Rho kinase-dependent apical constriction counteracts M-phase apical expansion to enable mouse neural tube closure

Abstract

Cellular generation of mechanical forces required to close the presumptive spinal neural tube, the “posterior neuropore” (PNP), involves interkinetic nuclear migration (INM) and apical constriction. Both processes change neuroepithelial apical dimensions, but how they are biomechanically integrated is unknown. Rho kinase (Rock) inhibition in mouse whole embryo culture progressively widens the PNP. PNP widening is not caused by increased mechanical tension opposing closure, as evidenced by diminished recoil following laser ablation.

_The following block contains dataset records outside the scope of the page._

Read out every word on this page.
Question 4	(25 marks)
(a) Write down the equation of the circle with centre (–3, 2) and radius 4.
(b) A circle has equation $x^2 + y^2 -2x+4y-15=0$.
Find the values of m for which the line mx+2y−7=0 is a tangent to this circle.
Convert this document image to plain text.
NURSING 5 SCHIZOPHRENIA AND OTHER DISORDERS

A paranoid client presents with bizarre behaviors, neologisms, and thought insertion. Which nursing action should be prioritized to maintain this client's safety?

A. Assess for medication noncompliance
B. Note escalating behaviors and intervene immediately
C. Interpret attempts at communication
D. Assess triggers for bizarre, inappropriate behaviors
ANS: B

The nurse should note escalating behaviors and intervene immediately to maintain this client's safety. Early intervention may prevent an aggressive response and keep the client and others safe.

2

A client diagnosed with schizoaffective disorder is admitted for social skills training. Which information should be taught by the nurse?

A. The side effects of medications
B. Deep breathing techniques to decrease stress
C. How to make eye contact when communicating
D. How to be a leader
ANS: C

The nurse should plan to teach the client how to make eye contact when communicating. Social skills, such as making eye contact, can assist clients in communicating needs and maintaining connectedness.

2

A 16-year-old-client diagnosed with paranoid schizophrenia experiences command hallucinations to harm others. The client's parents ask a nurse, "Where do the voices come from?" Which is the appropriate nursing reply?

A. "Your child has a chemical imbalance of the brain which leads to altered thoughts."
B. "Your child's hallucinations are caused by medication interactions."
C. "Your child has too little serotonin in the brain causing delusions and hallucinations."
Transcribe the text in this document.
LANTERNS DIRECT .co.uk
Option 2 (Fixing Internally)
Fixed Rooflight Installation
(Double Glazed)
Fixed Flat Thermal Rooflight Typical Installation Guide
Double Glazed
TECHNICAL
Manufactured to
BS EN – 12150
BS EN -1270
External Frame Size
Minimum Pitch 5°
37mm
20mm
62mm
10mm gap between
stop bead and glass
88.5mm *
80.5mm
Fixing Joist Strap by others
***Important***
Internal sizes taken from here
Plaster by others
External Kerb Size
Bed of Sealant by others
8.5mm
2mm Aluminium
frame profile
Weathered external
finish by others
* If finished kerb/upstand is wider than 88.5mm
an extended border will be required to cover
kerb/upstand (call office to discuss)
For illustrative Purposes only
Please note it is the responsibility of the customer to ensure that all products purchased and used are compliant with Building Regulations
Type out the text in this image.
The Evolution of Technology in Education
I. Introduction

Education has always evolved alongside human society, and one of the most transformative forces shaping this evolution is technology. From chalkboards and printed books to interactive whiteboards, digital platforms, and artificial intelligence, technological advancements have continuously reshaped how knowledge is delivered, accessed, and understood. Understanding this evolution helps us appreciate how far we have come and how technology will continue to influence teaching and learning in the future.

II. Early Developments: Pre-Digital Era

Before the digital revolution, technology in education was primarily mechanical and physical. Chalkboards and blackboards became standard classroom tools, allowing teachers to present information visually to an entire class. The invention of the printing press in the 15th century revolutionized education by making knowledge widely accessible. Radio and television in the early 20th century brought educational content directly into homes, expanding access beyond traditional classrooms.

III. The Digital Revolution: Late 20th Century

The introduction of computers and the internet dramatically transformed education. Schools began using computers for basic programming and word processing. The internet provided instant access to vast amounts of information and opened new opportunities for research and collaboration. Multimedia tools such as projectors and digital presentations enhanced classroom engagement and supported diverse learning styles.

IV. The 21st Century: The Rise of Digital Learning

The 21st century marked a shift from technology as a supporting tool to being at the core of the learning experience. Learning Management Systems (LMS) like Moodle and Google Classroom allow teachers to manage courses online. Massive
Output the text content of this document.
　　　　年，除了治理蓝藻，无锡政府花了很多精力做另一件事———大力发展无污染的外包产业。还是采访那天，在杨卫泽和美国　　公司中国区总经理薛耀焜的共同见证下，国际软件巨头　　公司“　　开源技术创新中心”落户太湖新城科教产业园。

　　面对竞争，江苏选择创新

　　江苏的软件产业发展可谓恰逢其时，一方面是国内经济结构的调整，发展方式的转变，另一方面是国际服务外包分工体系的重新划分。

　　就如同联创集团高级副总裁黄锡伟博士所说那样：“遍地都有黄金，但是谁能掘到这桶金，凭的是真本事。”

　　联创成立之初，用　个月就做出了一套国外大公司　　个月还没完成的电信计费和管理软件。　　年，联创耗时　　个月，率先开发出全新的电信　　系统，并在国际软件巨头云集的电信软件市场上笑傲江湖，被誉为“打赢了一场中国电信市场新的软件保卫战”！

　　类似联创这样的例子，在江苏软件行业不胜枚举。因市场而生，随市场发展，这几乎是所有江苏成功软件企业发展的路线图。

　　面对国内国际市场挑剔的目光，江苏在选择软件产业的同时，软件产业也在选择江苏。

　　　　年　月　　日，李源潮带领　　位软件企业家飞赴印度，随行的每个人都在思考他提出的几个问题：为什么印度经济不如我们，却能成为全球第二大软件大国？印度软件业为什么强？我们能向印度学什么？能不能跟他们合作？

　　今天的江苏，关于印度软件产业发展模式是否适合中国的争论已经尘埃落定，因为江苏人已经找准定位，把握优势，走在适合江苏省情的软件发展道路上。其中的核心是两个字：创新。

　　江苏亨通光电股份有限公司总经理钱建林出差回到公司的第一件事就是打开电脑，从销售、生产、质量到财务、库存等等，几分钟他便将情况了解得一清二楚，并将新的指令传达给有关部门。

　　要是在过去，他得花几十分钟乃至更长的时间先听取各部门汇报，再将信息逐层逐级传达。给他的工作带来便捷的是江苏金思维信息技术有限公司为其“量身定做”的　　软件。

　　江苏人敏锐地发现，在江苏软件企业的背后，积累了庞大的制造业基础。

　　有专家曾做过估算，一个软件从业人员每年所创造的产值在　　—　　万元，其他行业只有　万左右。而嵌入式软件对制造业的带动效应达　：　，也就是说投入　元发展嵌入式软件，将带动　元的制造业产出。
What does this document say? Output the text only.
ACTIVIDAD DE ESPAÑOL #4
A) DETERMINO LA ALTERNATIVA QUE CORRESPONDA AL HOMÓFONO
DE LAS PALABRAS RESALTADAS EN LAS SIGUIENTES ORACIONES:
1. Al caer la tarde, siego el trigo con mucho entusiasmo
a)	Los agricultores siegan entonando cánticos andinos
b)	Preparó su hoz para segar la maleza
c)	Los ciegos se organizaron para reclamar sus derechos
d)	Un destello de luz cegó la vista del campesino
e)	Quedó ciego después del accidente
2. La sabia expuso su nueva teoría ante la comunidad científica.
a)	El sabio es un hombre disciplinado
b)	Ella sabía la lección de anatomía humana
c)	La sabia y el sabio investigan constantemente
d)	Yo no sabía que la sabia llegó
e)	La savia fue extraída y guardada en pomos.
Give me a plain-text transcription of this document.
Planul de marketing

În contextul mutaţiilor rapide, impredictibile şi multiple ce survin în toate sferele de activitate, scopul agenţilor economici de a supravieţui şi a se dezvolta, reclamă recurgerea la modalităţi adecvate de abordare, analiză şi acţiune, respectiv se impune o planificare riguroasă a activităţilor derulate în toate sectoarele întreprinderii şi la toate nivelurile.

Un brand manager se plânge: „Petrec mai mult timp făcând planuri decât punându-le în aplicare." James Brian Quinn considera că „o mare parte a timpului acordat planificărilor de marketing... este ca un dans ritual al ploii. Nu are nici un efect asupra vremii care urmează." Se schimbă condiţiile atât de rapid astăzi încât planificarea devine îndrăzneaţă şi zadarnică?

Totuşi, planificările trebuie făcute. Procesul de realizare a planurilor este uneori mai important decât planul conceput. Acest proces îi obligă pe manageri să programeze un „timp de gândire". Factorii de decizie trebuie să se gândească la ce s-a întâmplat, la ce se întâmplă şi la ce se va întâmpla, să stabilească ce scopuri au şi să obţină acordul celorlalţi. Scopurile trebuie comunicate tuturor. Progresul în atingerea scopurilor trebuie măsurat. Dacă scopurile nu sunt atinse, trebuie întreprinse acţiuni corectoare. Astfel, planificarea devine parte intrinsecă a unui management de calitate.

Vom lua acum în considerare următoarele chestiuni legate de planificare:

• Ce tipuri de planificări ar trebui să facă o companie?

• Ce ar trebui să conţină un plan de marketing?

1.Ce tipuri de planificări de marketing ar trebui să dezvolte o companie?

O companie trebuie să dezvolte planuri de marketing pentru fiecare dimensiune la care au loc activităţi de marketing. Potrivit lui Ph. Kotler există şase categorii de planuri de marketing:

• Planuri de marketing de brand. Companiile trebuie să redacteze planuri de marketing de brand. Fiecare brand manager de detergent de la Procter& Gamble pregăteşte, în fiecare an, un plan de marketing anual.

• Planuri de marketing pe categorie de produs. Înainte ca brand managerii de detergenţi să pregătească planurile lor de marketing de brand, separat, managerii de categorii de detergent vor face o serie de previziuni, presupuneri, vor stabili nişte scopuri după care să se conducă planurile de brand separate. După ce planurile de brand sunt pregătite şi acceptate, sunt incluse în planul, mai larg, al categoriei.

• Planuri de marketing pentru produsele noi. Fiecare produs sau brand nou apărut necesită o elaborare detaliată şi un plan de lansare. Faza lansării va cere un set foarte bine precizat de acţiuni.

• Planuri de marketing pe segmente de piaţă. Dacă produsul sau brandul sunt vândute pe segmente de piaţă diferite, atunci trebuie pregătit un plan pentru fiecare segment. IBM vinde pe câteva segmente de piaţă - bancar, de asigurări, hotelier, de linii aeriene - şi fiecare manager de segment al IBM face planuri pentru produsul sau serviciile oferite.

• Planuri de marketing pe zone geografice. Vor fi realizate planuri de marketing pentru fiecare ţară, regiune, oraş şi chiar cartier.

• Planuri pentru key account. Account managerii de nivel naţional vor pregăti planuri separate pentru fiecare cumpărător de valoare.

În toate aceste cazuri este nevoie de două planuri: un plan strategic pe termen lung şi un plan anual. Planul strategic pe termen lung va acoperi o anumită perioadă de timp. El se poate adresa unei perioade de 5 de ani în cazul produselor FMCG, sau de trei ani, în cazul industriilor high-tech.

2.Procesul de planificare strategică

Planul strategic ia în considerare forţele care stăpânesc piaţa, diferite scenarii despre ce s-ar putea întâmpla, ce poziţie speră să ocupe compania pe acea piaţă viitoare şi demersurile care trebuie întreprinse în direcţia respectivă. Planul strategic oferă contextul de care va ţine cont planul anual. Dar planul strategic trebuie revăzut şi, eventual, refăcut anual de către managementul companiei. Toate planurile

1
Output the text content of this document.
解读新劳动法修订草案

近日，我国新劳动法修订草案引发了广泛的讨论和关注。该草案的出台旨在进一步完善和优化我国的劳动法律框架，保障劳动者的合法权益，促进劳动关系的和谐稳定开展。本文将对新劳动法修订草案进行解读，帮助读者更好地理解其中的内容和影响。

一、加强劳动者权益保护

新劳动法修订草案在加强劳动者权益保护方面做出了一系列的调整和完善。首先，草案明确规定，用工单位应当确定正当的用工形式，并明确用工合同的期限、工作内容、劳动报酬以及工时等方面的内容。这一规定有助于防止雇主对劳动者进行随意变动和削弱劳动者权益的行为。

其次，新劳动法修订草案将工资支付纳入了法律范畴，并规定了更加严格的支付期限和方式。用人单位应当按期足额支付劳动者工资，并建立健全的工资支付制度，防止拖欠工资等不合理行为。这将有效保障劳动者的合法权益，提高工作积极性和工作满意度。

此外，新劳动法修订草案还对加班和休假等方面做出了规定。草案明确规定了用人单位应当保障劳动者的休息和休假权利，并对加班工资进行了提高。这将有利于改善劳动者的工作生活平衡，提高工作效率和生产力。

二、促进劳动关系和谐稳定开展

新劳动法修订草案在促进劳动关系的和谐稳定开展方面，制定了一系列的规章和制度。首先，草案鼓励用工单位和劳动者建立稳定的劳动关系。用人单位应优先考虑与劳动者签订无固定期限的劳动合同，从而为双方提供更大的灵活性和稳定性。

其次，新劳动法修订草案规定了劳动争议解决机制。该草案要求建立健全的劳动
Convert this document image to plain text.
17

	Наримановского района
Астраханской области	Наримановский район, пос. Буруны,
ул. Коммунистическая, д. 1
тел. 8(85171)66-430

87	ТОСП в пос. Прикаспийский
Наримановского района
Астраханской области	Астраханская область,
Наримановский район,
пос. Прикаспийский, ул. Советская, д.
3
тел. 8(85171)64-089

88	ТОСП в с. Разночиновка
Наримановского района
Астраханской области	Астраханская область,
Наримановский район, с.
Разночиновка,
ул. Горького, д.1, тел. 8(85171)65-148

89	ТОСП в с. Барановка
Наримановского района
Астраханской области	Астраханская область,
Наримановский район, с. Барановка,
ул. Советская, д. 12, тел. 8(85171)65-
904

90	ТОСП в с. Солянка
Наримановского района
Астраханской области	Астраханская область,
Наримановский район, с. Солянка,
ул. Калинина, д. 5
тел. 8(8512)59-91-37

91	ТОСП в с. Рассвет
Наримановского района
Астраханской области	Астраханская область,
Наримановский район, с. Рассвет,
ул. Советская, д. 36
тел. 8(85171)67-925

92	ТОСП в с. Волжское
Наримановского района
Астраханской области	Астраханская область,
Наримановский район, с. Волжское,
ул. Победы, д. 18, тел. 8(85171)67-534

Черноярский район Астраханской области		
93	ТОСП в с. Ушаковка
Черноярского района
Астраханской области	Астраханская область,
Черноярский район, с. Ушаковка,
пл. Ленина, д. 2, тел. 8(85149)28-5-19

Rather, Rock inhibition diminishes neuroepithelial apical constriction, producing larger neuroepithelial apical dimensions despite diminished tension. Neuroepithelial apices are also dynamically related to INM progression, with the smallest dimensions achieved in cells positive for the pan-M phase marker pRB-S780. Brief (2 hr) Rock inhibition selectively increases apical dimensions of pRB-S780+, but not pre-anaphase pHH3+ cells. Longer inhibition (8 hrs, >1 cell cycle) increases apical areas of pHH3+ cells, suggesting cell cycle-dependent accumulation of cells with larger apical surfaces during PNP widening. Consequently, arresting cell cycle progression with hydroxyurea prevents PNP widening following Rock inhibition. Thus, Rock-dependent apical constriction compensates for PNP-widening effects of INM to enable progression of closure.